Suede have finally slayed the demon of that floppy haired fellow behind the red guitar, and put to rest the terrible irony that, after putting an advert that read "some things are more important than ability" into the music press, they ended up with a bonkers muso called Bernard Butler. Indeed, it’s strange that Butler has long been regarded as more talented than Anderson. His musical output since leaving Suede has consisted of one astounding single, two anaemic trad-rock solo albums and workmanlike production duties on a host of indifferent albums. Whatever, he’s not missed – Suede were and are more important than how well one man can noodle on the guitar.

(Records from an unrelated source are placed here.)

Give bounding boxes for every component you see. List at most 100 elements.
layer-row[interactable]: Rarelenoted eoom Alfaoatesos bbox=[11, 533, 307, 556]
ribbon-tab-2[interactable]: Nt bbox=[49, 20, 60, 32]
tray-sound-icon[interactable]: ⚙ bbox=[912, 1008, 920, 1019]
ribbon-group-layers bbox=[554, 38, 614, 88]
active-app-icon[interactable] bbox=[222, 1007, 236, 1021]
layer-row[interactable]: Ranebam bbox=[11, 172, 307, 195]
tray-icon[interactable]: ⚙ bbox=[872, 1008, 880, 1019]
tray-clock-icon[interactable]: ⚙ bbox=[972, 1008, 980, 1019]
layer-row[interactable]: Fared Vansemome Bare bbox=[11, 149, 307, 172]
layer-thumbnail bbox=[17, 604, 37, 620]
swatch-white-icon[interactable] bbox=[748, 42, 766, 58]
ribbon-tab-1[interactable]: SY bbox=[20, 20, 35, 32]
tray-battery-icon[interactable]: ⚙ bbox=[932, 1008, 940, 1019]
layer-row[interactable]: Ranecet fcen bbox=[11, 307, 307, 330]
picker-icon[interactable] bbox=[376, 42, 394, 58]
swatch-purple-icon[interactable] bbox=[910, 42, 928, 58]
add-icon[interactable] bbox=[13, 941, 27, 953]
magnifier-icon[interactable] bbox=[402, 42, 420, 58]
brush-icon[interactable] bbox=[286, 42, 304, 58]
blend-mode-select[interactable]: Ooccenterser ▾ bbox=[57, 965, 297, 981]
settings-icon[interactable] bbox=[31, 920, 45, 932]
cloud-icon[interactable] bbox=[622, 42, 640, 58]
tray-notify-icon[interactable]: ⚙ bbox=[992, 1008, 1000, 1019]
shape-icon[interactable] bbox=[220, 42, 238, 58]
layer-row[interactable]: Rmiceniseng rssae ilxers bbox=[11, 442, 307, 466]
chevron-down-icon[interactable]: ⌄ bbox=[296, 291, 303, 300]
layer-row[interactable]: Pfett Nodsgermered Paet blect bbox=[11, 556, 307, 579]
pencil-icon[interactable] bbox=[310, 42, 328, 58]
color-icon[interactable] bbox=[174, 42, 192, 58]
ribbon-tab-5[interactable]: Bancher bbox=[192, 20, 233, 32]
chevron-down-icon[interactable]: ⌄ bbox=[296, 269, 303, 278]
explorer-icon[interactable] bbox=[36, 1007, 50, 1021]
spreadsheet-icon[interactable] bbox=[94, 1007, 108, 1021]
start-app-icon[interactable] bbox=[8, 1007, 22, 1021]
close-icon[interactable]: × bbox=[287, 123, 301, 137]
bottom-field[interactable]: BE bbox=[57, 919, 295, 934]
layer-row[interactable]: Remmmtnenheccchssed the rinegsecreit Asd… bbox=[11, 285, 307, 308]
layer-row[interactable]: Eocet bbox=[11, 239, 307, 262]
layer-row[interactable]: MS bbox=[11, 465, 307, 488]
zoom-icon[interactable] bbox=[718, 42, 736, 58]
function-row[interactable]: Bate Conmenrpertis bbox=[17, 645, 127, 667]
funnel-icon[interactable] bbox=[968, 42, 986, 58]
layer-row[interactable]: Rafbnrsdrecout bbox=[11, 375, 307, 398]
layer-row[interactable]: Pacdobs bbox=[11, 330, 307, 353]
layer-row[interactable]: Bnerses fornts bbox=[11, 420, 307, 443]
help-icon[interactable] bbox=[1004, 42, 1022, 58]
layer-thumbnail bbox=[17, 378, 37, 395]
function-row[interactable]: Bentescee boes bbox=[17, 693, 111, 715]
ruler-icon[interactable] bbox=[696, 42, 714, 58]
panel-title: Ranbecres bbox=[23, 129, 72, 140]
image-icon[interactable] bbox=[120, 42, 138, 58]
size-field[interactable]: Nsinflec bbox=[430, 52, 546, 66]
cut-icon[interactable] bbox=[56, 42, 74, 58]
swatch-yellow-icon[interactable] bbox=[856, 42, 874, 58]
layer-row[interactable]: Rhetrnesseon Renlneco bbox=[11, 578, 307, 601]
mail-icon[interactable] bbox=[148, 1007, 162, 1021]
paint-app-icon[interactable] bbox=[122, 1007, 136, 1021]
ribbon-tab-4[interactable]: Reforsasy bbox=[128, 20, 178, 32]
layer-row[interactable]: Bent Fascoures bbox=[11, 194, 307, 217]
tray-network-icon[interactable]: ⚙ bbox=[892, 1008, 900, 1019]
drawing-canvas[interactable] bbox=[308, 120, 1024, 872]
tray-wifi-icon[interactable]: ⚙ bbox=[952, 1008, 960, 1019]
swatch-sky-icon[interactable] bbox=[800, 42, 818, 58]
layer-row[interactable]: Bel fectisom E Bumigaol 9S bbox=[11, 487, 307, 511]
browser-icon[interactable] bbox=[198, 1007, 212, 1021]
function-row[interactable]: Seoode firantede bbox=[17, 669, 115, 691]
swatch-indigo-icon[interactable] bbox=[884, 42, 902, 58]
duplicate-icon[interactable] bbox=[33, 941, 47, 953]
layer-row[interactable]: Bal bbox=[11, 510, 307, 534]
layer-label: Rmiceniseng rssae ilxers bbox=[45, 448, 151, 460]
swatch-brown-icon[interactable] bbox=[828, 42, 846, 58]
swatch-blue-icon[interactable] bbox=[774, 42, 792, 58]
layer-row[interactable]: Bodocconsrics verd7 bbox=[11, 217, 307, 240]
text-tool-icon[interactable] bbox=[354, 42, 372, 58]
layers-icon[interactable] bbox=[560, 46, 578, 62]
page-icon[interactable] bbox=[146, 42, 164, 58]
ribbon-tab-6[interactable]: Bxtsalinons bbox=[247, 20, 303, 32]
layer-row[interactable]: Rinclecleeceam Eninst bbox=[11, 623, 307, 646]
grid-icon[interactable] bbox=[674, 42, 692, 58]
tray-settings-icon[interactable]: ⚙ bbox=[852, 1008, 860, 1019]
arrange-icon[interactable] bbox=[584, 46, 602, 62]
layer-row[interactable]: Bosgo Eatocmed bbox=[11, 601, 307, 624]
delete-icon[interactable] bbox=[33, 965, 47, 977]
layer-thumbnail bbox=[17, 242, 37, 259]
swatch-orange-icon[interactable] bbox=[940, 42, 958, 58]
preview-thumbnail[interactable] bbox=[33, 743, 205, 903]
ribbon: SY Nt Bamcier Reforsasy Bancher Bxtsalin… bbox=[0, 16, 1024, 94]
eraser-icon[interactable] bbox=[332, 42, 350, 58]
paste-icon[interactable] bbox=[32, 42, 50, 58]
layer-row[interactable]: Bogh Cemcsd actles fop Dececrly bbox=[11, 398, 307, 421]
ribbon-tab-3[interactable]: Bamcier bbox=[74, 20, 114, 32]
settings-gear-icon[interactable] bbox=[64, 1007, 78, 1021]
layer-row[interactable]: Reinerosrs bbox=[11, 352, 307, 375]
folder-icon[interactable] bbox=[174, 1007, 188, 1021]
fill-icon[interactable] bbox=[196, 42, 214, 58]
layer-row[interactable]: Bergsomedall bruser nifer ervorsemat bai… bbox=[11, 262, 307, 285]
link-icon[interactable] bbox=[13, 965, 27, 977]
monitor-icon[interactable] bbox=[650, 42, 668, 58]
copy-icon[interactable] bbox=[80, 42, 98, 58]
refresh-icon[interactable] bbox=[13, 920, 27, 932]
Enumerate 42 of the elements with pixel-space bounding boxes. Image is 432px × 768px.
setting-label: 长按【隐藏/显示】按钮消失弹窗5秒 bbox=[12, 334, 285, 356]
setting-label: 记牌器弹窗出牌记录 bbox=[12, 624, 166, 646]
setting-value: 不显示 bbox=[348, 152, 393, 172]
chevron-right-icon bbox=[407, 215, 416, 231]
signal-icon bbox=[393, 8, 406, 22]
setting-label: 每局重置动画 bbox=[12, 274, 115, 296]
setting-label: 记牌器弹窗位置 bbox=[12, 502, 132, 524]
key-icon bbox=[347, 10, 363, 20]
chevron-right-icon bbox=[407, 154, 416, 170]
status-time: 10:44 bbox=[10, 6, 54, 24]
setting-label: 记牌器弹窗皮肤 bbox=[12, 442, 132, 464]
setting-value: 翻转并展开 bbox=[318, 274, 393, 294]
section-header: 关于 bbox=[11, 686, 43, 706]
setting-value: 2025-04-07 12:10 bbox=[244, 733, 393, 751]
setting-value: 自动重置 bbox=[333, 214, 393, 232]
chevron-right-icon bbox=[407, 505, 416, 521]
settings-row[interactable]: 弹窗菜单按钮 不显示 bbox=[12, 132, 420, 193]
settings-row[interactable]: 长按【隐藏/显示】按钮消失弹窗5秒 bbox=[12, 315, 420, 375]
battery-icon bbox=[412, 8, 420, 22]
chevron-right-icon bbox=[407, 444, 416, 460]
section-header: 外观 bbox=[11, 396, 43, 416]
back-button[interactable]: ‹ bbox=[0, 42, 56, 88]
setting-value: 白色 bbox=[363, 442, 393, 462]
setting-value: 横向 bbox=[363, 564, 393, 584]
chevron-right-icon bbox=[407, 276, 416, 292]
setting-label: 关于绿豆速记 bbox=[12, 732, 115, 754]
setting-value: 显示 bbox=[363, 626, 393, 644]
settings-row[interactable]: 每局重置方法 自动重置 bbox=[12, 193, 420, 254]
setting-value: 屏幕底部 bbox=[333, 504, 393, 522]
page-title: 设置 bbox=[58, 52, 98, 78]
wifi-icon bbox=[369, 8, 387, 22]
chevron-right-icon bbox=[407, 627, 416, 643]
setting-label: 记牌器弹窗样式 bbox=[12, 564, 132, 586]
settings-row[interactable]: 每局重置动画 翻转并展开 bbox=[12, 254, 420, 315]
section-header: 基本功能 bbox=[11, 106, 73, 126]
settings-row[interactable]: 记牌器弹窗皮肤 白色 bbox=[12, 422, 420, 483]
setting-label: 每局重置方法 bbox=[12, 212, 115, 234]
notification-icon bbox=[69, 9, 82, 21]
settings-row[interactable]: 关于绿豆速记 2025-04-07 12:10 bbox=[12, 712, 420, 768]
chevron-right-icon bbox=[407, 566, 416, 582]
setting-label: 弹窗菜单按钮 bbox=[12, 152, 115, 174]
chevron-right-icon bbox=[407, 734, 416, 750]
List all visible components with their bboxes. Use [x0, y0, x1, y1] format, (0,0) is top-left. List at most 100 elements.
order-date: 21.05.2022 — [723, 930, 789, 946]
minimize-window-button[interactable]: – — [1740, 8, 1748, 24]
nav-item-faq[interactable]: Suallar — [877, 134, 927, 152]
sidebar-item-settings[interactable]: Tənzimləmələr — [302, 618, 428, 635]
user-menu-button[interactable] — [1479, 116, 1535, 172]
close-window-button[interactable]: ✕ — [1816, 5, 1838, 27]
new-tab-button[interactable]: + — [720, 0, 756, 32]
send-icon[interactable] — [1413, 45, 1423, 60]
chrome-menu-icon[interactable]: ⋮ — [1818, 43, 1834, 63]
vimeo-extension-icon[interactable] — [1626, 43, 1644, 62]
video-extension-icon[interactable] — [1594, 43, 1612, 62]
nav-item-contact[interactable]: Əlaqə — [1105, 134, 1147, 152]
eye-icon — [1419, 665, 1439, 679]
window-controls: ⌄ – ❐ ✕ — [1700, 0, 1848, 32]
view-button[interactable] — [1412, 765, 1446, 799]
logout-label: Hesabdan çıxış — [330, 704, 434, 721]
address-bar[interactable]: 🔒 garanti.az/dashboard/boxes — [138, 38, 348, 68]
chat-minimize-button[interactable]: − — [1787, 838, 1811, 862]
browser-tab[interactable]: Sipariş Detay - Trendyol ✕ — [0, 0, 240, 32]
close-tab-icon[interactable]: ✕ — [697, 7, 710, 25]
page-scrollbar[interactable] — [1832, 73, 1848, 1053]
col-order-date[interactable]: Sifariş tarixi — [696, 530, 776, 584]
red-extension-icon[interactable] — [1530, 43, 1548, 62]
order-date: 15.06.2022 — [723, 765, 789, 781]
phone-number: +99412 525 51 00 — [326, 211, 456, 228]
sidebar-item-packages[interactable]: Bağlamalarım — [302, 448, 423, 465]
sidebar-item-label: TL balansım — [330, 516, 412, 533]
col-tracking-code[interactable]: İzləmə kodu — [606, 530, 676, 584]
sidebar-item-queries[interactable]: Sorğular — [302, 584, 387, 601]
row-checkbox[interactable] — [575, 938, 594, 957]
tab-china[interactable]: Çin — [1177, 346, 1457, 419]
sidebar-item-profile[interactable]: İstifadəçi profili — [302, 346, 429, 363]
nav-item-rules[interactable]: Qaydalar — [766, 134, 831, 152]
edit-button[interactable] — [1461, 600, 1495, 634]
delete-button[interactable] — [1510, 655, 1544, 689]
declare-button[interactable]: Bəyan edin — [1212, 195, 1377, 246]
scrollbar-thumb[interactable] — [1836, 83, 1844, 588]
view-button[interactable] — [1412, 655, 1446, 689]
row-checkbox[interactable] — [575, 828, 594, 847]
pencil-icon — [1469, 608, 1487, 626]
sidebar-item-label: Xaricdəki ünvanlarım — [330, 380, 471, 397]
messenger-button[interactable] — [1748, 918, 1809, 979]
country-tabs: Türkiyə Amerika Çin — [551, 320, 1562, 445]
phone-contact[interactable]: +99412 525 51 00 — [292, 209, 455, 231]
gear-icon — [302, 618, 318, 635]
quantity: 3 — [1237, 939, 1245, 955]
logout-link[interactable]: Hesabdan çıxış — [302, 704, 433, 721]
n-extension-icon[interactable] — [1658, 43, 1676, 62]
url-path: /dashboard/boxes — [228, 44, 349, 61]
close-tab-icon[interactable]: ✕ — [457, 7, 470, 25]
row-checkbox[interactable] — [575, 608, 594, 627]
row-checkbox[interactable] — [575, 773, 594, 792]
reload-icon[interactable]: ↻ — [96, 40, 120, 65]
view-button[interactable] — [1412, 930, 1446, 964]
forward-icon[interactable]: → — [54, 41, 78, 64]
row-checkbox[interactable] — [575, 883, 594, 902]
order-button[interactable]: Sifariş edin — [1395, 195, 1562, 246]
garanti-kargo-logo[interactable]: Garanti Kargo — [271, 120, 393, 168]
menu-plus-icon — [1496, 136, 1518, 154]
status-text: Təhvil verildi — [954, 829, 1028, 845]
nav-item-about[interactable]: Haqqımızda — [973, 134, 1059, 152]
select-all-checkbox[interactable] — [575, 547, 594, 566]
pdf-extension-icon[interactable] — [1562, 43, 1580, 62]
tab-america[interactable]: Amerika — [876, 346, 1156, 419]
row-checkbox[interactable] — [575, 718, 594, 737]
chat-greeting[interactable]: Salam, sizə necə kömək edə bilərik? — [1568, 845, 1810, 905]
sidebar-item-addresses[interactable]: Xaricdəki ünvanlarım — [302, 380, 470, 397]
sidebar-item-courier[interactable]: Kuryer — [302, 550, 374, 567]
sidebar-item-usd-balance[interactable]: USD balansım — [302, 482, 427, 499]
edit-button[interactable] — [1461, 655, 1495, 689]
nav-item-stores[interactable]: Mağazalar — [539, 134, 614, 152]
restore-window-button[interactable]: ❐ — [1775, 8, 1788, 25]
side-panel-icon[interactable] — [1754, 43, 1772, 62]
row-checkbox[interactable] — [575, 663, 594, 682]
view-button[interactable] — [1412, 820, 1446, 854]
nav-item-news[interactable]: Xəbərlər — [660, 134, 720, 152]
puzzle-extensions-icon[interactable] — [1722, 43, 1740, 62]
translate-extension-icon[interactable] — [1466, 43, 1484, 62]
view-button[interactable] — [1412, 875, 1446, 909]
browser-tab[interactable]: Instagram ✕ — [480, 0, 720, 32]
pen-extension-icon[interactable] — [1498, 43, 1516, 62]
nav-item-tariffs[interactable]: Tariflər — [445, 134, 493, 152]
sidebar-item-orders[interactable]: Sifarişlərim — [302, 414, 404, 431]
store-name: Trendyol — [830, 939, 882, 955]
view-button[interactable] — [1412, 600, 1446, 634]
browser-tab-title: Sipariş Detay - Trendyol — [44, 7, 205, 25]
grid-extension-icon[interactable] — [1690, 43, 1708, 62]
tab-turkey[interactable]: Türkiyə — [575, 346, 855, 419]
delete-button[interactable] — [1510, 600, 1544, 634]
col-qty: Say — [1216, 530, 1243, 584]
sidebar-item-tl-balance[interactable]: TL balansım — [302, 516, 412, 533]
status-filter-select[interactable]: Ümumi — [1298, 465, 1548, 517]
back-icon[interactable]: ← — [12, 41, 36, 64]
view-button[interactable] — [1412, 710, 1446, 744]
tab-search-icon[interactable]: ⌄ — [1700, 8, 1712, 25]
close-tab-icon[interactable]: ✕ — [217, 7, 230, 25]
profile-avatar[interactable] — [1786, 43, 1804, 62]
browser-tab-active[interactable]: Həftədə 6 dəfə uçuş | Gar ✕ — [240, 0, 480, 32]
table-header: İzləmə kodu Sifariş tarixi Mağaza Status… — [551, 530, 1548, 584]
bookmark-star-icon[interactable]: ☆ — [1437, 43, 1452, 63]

"I don’t have anything to say about all this except it’s been a lot of fun," says Brett Anderson before the encore of ‘Saturday Night’ that closes both London gigs. He adds, "let’s do it again in seven years." There’s just not a hint of nostalgia about any of these joyous events, which you can see when the ovation at the end of ‘Metal Mickey’ seems to catch the band off guard, Brett Anderson beaming from ear-to-ear… even Neil Codling breaks into a fit of pleased giggles. It’s not yet clear whether there will be any further Suede gigs. In a way, it’d be perfect if there weren’t, if these three special nights in Manchester and London would make for Suede’s epitaph, a final vindication and celebration for band and for us, and the sod the rest of ’em. Suede following The Pixies path of becoming increasingly stale as they cynically churn out the hits without offering anything new would be a crying shame. Yet a rejuvenated Suede are on such astounding form that you can’t help but hope they do give it another go, and silence the doubters with a dose of this wonderful, beautiful, love and poison.